Spaces in the ‘80s and ‘90s were designed around the themes of “bigger is better” and “formal is better.” It was not uncommon to see massive kitchens that would not have been out of place in an upscale restaurant, and bathrooms that featured swimming pool sized tubs and showers that resembled car washes. Formal areas such as the living room and dining room were designed with the apparent goal of replicating palaces or museums. Bedrooms were small, and a place to sleep. If we could not design to those specifications, we would be in trouble.
Today, our lifestyles are different. We spend our time in the kitchen or the family room, so we want those rooms to be functional, attractive and comfortable. But they do not have to be huge and certainly not formal. Bedrooms still are usually the place to sleep.
So imagine our excitement when a client came to us with a request to complete a whole house transformation with the cornerstone being the creation of a Master Suite that would provide the perfect refuge for relaxation and rejuvenation of the body and soul.
Now I understand that this is not the “typical” project. So I should tell you that our clients both led chaotic lives with great mental and physical demands. They wanted and needed a sanctuary, and they wanted that to be the master suite. We accomplished this through structural change, the inclusion of critical functional elements, and the creation of a warm, inviting environment.
The structural changes allowed us to create a “bigger is better” living area. We created a 1,500-sq.-ft. master suite from what had been a much smaller area. We took attic space and converted it to the husband’s closet. A small kitchenette (yes, a kitchenette in the master suite) was hidden behind one of the walnut walls, and an exterior balcony was converted into the sitting room. Additionally, the master bath foyer was defined and refined by adding a towel storage cabinet and adding a pair of pocket doors adjacent to the bedroom.
There were also some functional “creature comforts” that were integrated to enhance the experience such as a towel warming drawer in the master bath, heated floors in the sitting room and master bath, a multi-component shower system with different shower settings for the husband and wife, and a structured wiring system that controls everything from the HVAC to the lighting to a whole-house I-Pod dock system.
To create the warm, inviting environment the homeowners wanted, the suite evokes the essence of a European spa.
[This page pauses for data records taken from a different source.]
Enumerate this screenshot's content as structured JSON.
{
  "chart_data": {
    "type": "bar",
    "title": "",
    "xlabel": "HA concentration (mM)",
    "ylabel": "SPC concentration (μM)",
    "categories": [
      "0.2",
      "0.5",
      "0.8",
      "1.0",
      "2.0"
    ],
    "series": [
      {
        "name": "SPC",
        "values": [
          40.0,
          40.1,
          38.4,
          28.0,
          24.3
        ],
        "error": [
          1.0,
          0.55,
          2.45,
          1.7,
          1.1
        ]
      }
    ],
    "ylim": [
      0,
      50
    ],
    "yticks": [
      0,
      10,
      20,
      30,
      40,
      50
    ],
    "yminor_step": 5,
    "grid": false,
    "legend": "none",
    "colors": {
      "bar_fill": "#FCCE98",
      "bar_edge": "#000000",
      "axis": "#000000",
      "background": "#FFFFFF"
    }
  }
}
We used strong, clean lines, soft edges and various materials throughout the suite to evoke that essence. Within the master bedroom/bathroom we incorporated walnut cabinetry, Jerusalem stone, pillowed marble and mosaic tiles. The resulting aesthetics were a result of the marriage of a variety of textures and materials. Throughout the suite we employed a neutral palette to enhance the warmth of the space.
Professionally, we are very proud of what we created. But even more satisfying was the comment from the husband when the job was done. “Most people look forward to going on vacation to get away. Here we have a sense of peace and relaxation every day.”